When parents bring their children in for medical care these days, there is no such thing as a casual, “Hey, how’s it going?” We doctors walk into every exam room prepared to hear a story of sadness and stress, or at the very least, of coping and keeping it together in this very hard year, full of isolation, loss, tragedy and hardship, with routines disrupted and comfort hard to come by.
Parents have carried heavy burdens of stress and responsibility, worrying about themselves but also watching their children struggle, and there is worldwide concern about depression and suicidality among young people. But it isn’t only the adults and the young adults and teenagers who are suffering and sad; young children can also experience depression, but it can look very different, which makes it challenging for parents — or doctors — to recognize it and provide help.

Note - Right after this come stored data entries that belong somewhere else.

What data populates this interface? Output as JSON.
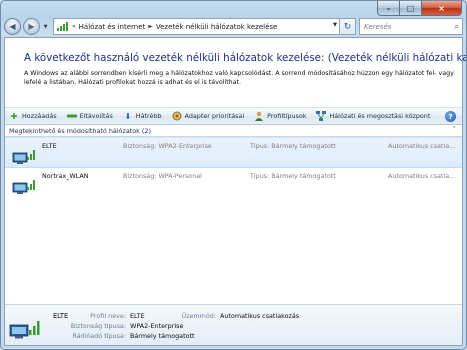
{
  "window": {
    "caption": {
      "minimize": "–",
      "maximize": "□",
      "close": "×"
    }
  },
  "nav": {
    "back": "◀",
    "forward": "▶",
    "breadcrumb_root_sep": "«",
    "breadcrumb": [
      "Hálózat és internet",
      "Vezeték nélküli hálózatok kezelése"
    ],
    "crumb_sep": "►",
    "search_placeholder": "Keresés"
  },
  "page": {
    "title": "A következőt használó vezeték nélküli hálózatok kezelése: (Vezeték nélküli hálózati kapcsolat)",
    "description": "A Windows az alábbi sorrendben kísérli meg a hálózatokhoz való kapcsolódást. A sorrend módosításához húzzon egy hálózatot fel- vagy lefelé a listában. Hálózati profilokat hozzá is adhat és el is távolíthat."
  },
  "toolbar": {
    "items": [
      {
        "label": "Hozzáadás",
        "icon": "add-icon",
        "color": "#3a9c2e"
      },
      {
        "label": "Eltávolítás",
        "icon": "remove-icon",
        "color": "#3a9c2e"
      },
      {
        "label": "Hátrébb",
        "icon": "move-down-icon",
        "color": "#2e6fcf"
      },
      {
        "label": "Adapter prioritásai",
        "icon": "adapter-icon",
        "color": "#8d6a2b"
      },
      {
        "label": "Profiltípusok",
        "icon": "profile-types-icon",
        "color": "#c4862a"
      },
      {
        "label": "Hálózati és megosztási központ",
        "icon": "network-center-icon",
        "color": "#3b6fb5"
      }
    ],
    "help": "?"
  },
  "list": {
    "group_header": "Megtekinthető és módosítható hálózatok (2)",
    "collapse_glyph": "ˆ",
    "rows": [
      {
        "name": "ELTE",
        "security": "Biztonság: WPA2-Enterprise",
        "type": "Típus: Bármely támogatott",
        "mode": "Automatikus csatla..."
      },
      {
        "name": "Nortrax_WLAN",
        "security": "Biztonság: WPA-Personal",
        "type": "Típus: Bármely támogatott",
        "mode": "Automatikus csatla..."
      }
    ]
  },
  "details": {
    "name": "ELTE",
    "profile_label": "Profil neve:",
    "profile_value": "ELTE",
    "security_label": "Biztonság típusa:",
    "security_value": "WPA2-Enterprise",
    "radio_label": "Rádióadó típusa:",
    "radio_value": "Bármely támogatott",
    "mode_label": "Üzemmód:",
    "mode_value": "Automatikus csatlakozás"
  }
}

Rachel Busman, a clinical psychologist at the Child Mind Institute in New York City, said that it can be hard to think about depression in younger children because we picture childhood as a time of innocence and joy. But as many as 2 to 3 percent of children ages 6 to 12 can have serious depression, she said. And children with anxiety disorders, which are present in more than 7 percent of children aged 3 to 17, are also at risk for depression.

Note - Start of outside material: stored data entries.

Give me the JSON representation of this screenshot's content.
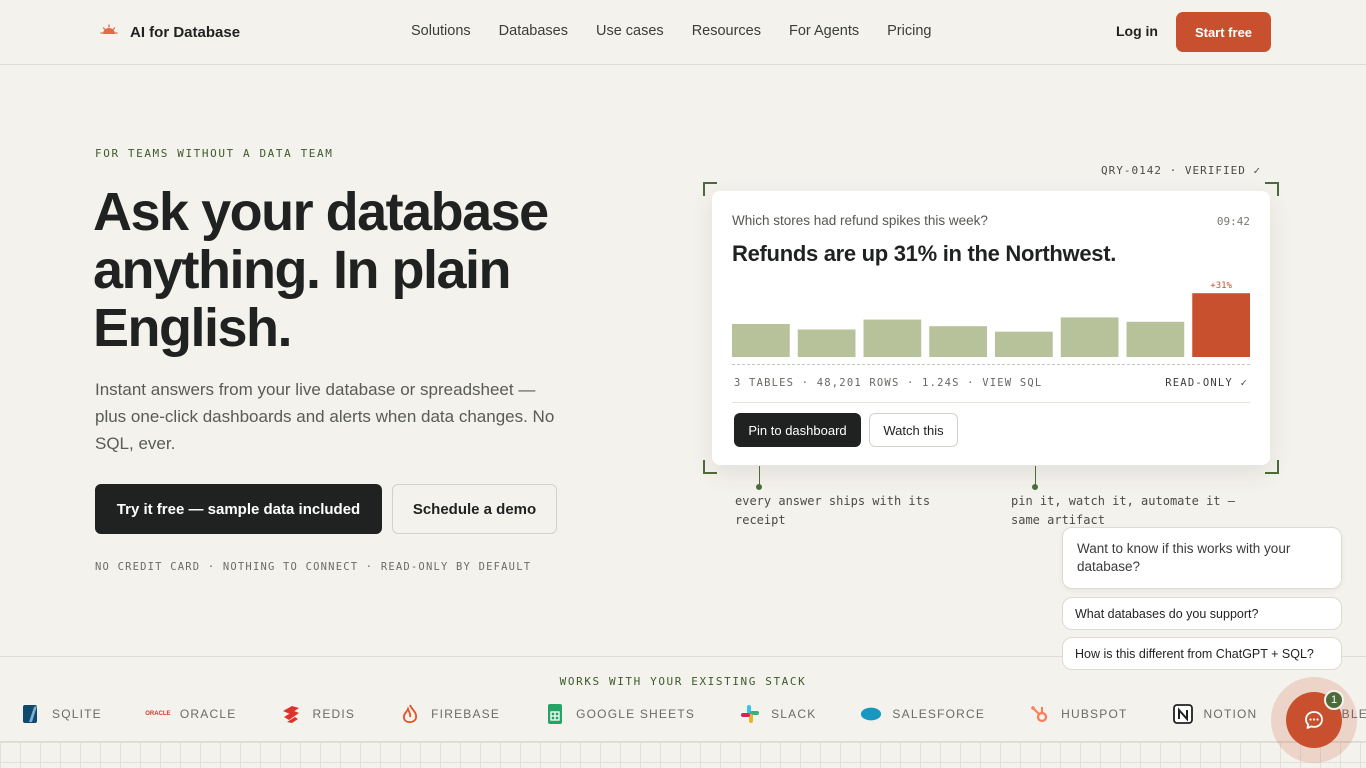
{
  "nav": {
    "brand": "AI for Database",
    "links": [
      "Solutions",
      "Databases",
      "Use cases",
      "Resources",
      "For Agents",
      "Pricing"
    ],
    "login": "Log in",
    "start": "Start free"
  },
  "hero": {
    "eyebrow": "FOR TEAMS WITHOUT A DATA TEAM",
    "headline": "Ask your database anything. In plain English.",
    "subtitle": "Instant answers from your live database or spreadsheet — plus one-click dashboards and alerts when data changes. No SQL, ever.",
    "cta_primary": "Try it free — sample data included",
    "cta_secondary": "Schedule a demo",
    "fineprint": "NO CREDIT CARD · NOTHING TO CONNECT · READ-ONLY BY DEFAULT"
  },
  "card": {
    "badge": "QRY-0142 · VERIFIED ✓",
    "question": "Which stores had refund spikes this week?",
    "time": "09:42",
    "answer": "Refunds are up 31% in the Northwest.",
    "meta": "3 TABLES · 48,201 ROWS · 1.24S · VIEW SQL",
    "readonly": "READ-ONLY ✓",
    "pin": "Pin to dashboard",
    "watch": "Watch this",
    "note_left": "every answer ships with its receipt",
    "note_right": "pin it, watch it, automate it — same artifact"
  },
  "chart_data": {
    "type": "bar",
    "values": [
      30,
      25,
      34,
      28,
      23,
      36,
      32,
      58
    ],
    "highlight_index": 7,
    "highlight_label": "+31%",
    "colors": {
      "normal": "#b8c29a",
      "highlight": "#c9502e"
    }
  },
  "chat": {
    "prompt": "Want to know if this works with your database?",
    "suggestions": [
      "What databases do you support?",
      "How is this different from ChatGPT + SQL?"
    ],
    "badge": "1"
  },
  "stack": {
    "title": "WORKS WITH YOUR EXISTING STACK",
    "oracle_mark": "ORACLE",
    "items": [
      "SQLITE",
      "ORACLE",
      "REDIS",
      "FIREBASE",
      "GOOGLE SHEETS",
      "SLACK",
      "SALESFORCE",
      "HUBSPOT",
      "NOTION",
      "AIRTABLE"
    ]
  },
  "colors": {
    "accent": "#c9502e",
    "dark": "#1f2220",
    "green": "#4d6b3a",
    "background": "#f4f2ec"
  }
}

Dr. Helen Egger, until recently the chair of child and adolescent psychiatry at N.Y.U. Langone Health, said that according to her epidemiologic research, between 1 and 2 percent of young children — as young as 3 — are depressed.

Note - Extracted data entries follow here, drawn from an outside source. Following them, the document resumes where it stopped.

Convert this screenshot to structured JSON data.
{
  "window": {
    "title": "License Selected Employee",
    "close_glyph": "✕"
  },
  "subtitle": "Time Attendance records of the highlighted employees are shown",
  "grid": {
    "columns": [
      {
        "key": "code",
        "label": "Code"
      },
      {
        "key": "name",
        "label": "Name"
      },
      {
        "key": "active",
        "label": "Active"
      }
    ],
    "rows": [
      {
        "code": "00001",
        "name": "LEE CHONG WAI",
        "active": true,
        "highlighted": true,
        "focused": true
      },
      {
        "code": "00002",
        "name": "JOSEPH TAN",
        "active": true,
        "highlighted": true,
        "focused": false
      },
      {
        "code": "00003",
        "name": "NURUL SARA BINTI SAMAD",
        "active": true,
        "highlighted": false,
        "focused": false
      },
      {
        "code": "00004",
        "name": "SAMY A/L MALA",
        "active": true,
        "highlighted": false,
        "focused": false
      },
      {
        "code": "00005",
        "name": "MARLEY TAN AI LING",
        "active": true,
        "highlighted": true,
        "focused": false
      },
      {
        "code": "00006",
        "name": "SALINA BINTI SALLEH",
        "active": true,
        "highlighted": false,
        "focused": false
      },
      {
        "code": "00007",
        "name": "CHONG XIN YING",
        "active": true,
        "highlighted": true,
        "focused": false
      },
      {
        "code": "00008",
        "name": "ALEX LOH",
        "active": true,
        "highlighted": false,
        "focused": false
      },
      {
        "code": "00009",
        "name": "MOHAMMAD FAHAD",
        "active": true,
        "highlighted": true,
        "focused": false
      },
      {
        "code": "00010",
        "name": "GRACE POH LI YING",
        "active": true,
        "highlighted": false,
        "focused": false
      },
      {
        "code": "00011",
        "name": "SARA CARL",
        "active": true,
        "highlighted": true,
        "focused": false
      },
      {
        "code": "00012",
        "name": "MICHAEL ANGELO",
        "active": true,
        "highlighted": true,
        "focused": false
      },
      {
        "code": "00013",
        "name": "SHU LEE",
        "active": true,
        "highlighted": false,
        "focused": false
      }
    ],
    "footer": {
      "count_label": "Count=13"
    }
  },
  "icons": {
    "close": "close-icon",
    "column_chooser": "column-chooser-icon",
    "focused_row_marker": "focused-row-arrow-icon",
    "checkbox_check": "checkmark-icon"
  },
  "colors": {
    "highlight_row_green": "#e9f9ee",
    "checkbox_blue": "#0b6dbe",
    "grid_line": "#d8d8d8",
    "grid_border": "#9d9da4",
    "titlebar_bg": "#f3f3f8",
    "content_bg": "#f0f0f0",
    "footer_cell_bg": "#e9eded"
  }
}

Depression was originally conceived of as an adult problem. Maria Kovacs, professor of psychiatry at the University of Pittsburgh School of Medicine, said that in the 1950s and ’60s, there were child psychiatrists who believed that children did not have sufficient ego development to feel depression, but that research that she and other colleagues did in the ’70s showed that “school age children can suffer from diagnosable depression.”
Before adolescence, depression is equally common in girls and boys, though among adolescents, it is twice as common in girls, and that predominance then lasts across most of adult life, until old age, when it again appears to equalize.